While Boris Johnson said, “Mother Nature does not like working from home.'' It wasn’t surprising that politicians wanted people back at their desks due to the financial impact of working from the office. According to a report in the BBC, US workers spent between $2,000 - $5,000 each year on transport to work before the pandemic.

That’s where the problem lies. The majority of us stopped planning for public transport, takeaway coffee, and fresh work-appropriate outfits. We must reconsider these things now, and our wallets are paying

the price. Gas costs are at an all-time high, making public transport increase their fees; food and clothes are all on a steep incline. A simple iced latte from Dunkin’ went from $3.70 to $3.99 (which doesn’t seem like much but 2-3 coffees a day with the extra flavors and shots add up to a lot), while sandwiches soared by 14% and salads by 11%.

This contributes to the pressure employees feel about heading into the office. Remote work may have begun as a safety measure, but it’s now a savings measure for employees around the world.

Bloomberg are offering its US staff a $75 daily commuting stipend that they can spend however they want. And other companies are doing the best they can. This still lends credence to ‘the great resignation.’ Initially starting with the retail, food service, and hospitality sectors which were hard hit during the pandemic, it has since spread to other industries. By September 2021, the US Bureau of Labor Statistics reported 4.4 million resignations.

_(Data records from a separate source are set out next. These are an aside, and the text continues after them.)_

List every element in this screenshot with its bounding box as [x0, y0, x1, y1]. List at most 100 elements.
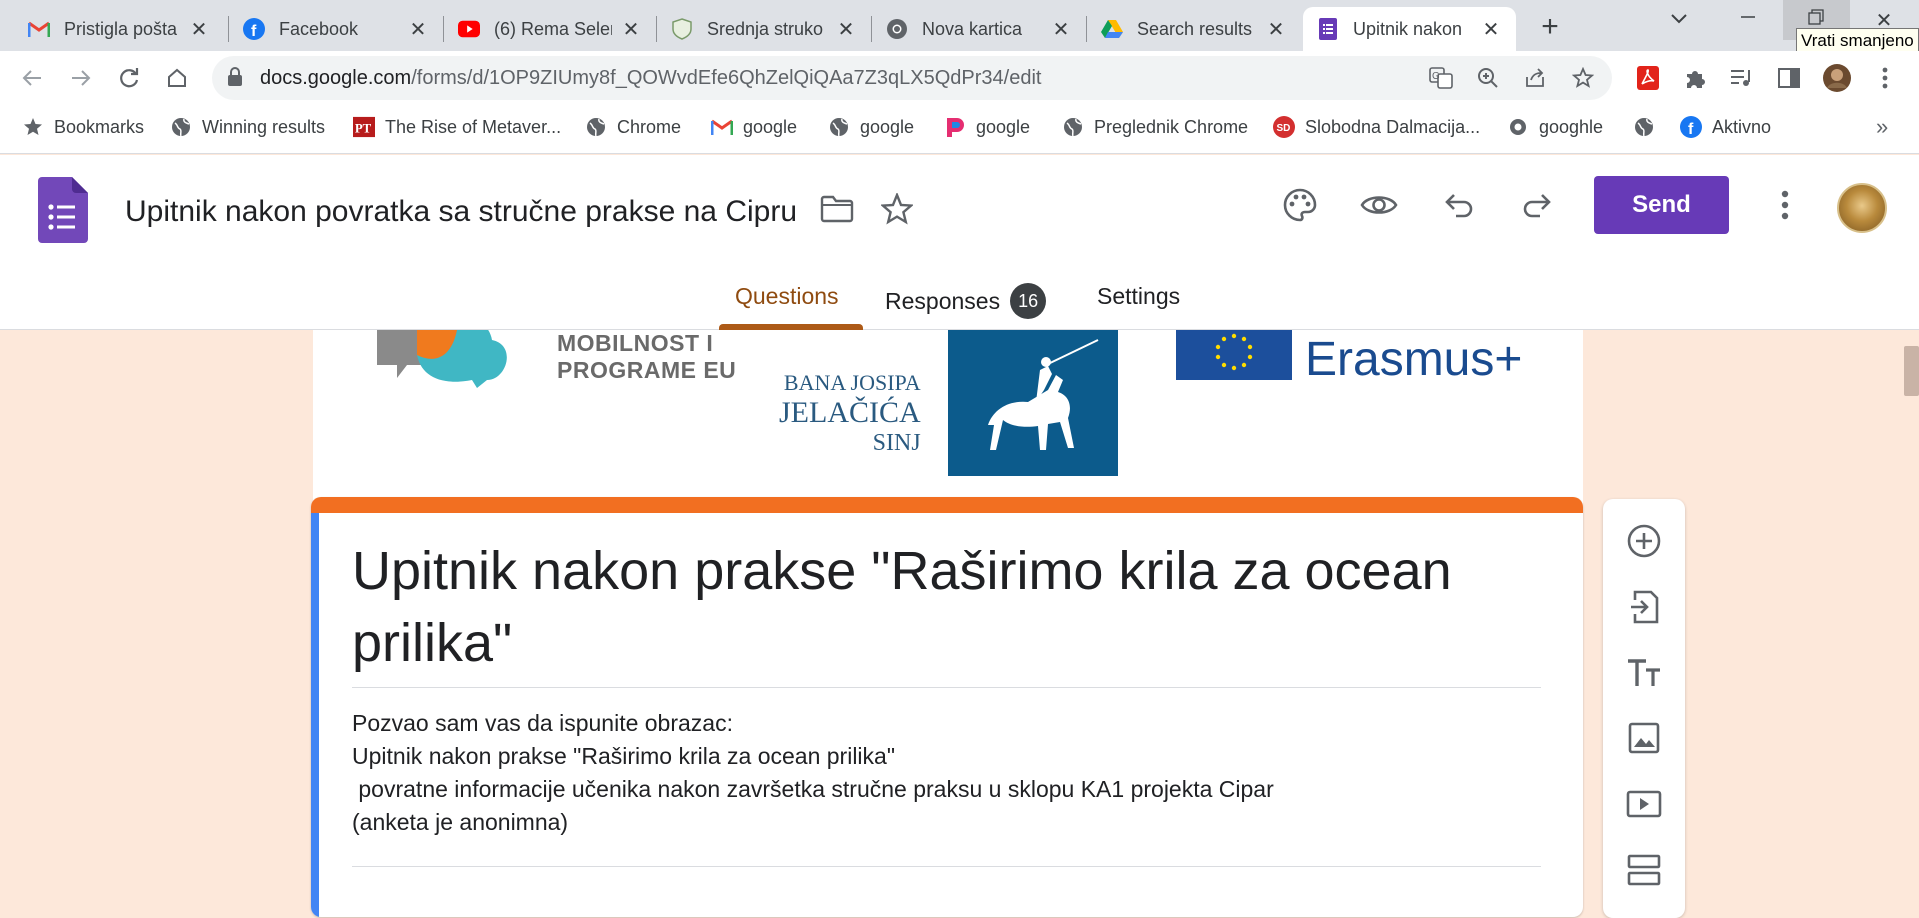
bookmark-google-gmail[interactable]: google [711, 116, 797, 138]
lock-icon[interactable] [227, 67, 247, 89]
bookmark-bookmarks[interactable]: Bookmarks [22, 116, 144, 138]
forward-arrow-icon[interactable] [66, 63, 96, 93]
scrollbar-thumb[interactable] [1904, 346, 1919, 396]
tab-title: Search results [1137, 18, 1253, 39]
tab-title: Pristigla pošta [64, 18, 178, 39]
bookmark-chrome[interactable]: Chrome [585, 116, 681, 138]
close-icon[interactable]: ✕ [1265, 17, 1287, 42]
star-icon[interactable] [873, 185, 921, 233]
url-host: docs.google.com [260, 67, 412, 89]
eu-flag-icon [1176, 330, 1292, 380]
tab-responses[interactable]: Responses 16 [885, 283, 1047, 319]
tab-title: Upitnik nakon [1353, 18, 1463, 39]
palette-icon[interactable] [1276, 181, 1324, 229]
circle-icon [1507, 116, 1529, 138]
home-icon[interactable] [162, 63, 192, 93]
url-path: /forms/d/1OP9ZIUmy8f_QOWvdEfe6QhZelQiQAa… [411, 67, 1042, 89]
browser-tab-srednja[interactable]: Srednja struko ✕ [657, 7, 871, 51]
close-icon[interactable]: ✕ [835, 17, 857, 42]
redo-icon[interactable] [1513, 181, 1561, 229]
p-icon [944, 116, 966, 138]
profile-avatar-icon[interactable] [1822, 63, 1852, 93]
minimize-button[interactable] [1728, 8, 1768, 31]
bookmark-slobodna-dalmacija[interactable]: SD Slobodna Dalmacija... [1273, 116, 1480, 138]
add-video-icon[interactable] [1621, 781, 1667, 827]
close-icon[interactable]: ✕ [1480, 17, 1502, 42]
acrobat-extension-icon[interactable] [1633, 63, 1663, 93]
form-title-card[interactable]: Upitnik nakon prakse "Raširimo krila za … [311, 497, 1583, 917]
google-forms-logo-icon[interactable] [38, 177, 88, 243]
address-bar[interactable]: docs.google.com/forms/d/1OP9ZIUmy8f_QOWv… [212, 56, 1612, 100]
browser-tab-search-results[interactable]: Search results ✕ [1087, 7, 1301, 51]
media-control-icon[interactable] [1727, 63, 1757, 93]
school-line-1: BANA JOSIPA [783, 370, 921, 395]
translate-icon[interactable]: G [1427, 64, 1455, 92]
bookmark-star-icon[interactable] [1569, 64, 1597, 92]
bookmark-google-globe[interactable]: google [828, 116, 914, 138]
extensions-puzzle-icon[interactable] [1680, 63, 1710, 93]
more-options-icon[interactable] [1761, 181, 1809, 229]
close-icon[interactable]: ✕ [188, 17, 210, 42]
bookmark-label: Winning results [202, 116, 326, 137]
side-panel-icon[interactable] [1774, 63, 1804, 93]
undo-icon[interactable] [1435, 181, 1483, 229]
account-avatar[interactable] [1837, 183, 1887, 233]
bookmark-google-p[interactable]: google [944, 116, 1030, 138]
bookmark-winning-results[interactable]: Winning results [170, 116, 325, 138]
bookmark-label: googhle [1539, 116, 1604, 137]
google-drive-icon [1101, 18, 1123, 40]
new-tab-button[interactable]: + [1535, 10, 1565, 44]
star-icon [22, 116, 44, 138]
bookmark-preglednik-chrome[interactable]: Preglednik Chrome [1062, 116, 1248, 138]
form-description-input[interactable]: Pozvao sam vas da ispunite obrazac: Upit… [352, 707, 1542, 839]
close-icon[interactable]: ✕ [620, 17, 642, 42]
tab-settings[interactable]: Settings [1097, 283, 1180, 310]
send-button[interactable]: Send [1594, 176, 1729, 234]
close-icon[interactable]: ✕ [1050, 17, 1072, 42]
add-title-and-description-icon[interactable] [1621, 650, 1667, 696]
bookmark-globe-unnamed[interactable] [1633, 116, 1665, 138]
add-section-icon[interactable] [1621, 847, 1667, 893]
browser-tab-upitnik[interactable]: Upitnik nakon ✕ [1303, 7, 1516, 51]
bookmark-rise-of-metaverse[interactable]: PT The Rise of Metaver... [353, 116, 561, 138]
globe-icon [585, 116, 607, 138]
add-question-icon[interactable] [1621, 518, 1667, 564]
share-icon[interactable] [1521, 64, 1549, 92]
sd-icon: SD [1273, 116, 1295, 138]
folder-icon[interactable] [813, 185, 861, 233]
zoom-icon[interactable] [1474, 64, 1502, 92]
shield-icon [671, 18, 693, 40]
form-title-input[interactable]: Upitnik nakon prakse "Raširimo krila za … [352, 535, 1502, 679]
browser-tab-youtube[interactable]: (6) Rema Selen ✕ [444, 7, 656, 51]
chrome-menu-icon[interactable] [1870, 63, 1900, 93]
import-questions-icon[interactable] [1621, 584, 1667, 630]
svg-text:G: G [1432, 71, 1440, 82]
tab-questions[interactable]: Questions [735, 283, 839, 310]
reload-icon[interactable] [114, 63, 144, 93]
globe-icon [1633, 116, 1655, 138]
document-title[interactable]: Upitnik nakon povratka sa stručne prakse… [125, 195, 797, 229]
bookmarks-overflow-chevron-icon[interactable]: » [1876, 114, 1888, 140]
youtube-icon [458, 18, 480, 40]
globe-icon [828, 116, 850, 138]
bookmark-aktivno[interactable]: f Aktivno [1680, 116, 1771, 138]
school-line-3: SINJ [872, 430, 921, 456]
browser-tab-gmail[interactable]: Pristigla pošta ✕ [14, 7, 224, 51]
preview-eye-icon[interactable] [1355, 181, 1403, 229]
bookmark-googhle[interactable]: googhle [1507, 116, 1603, 138]
back-arrow-icon[interactable] [17, 63, 47, 93]
gmail-icon [711, 116, 733, 138]
browser-tab-nova-kartica[interactable]: Nova kartica ✕ [872, 7, 1086, 51]
tab-search-chevron-icon[interactable] [1659, 8, 1699, 31]
add-image-icon[interactable] [1621, 715, 1667, 761]
globe-icon [170, 116, 192, 138]
scrollbar-track[interactable] [1903, 330, 1919, 918]
bookmark-label: The Rise of Metaver... [385, 116, 562, 137]
url-text[interactable]: docs.google.com/forms/d/1OP9ZIUmy8f_QOWv… [260, 67, 1041, 90]
browser-tab-facebook[interactable]: f Facebook ✕ [229, 7, 443, 51]
responses-count-badge: 16 [1010, 283, 1047, 319]
description-underline [352, 866, 1541, 867]
chrome-icon [886, 18, 908, 40]
close-icon[interactable]: ✕ [407, 17, 429, 42]
tab-responses-label: Responses [885, 287, 1001, 314]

That’s where the most critical question lies…work from home, work from the office or stick to this new hybrid world culture?

Borris Johnson thinks, “We need to get back into the habit of getting into the office.” Because his experience of working from home “is you spend an awful lot of time making another cup of coffee and then, you know, getting up, walking very slowly to the fridge, hacking off a small piece of cheese, then walking very slowly back to your laptop and then forgetting what it was you’re doing.”

While New York City Mayor Eric Adams says you “can't stay home in your pajamas all day."

In the end, does it really matter where we work if efficiency and productivity are great? We’ve proven that companies can trust us to achieve the same results — or better! — and on time with this hybrid model. Employees can be more flexible, which boosts satisfaction, improves both productivity and retention, and improves diversity in the workplace because corporations can hire through the US and indeed all over the world.

We’ve seen companies make this work in many ways, through virtual lunches, breakout rooms, paint and prosecco parties, and — the most popular — trivia nights.

As much as we strive for normalcy, the last two years cannot simply be erased. So instead of wiping out this era, it's time to embrace the change and find the right world culture for you.

What would get you into the office? Free lunch? A gym membership? Permission to hang out with your dog? Some employers are trying just that.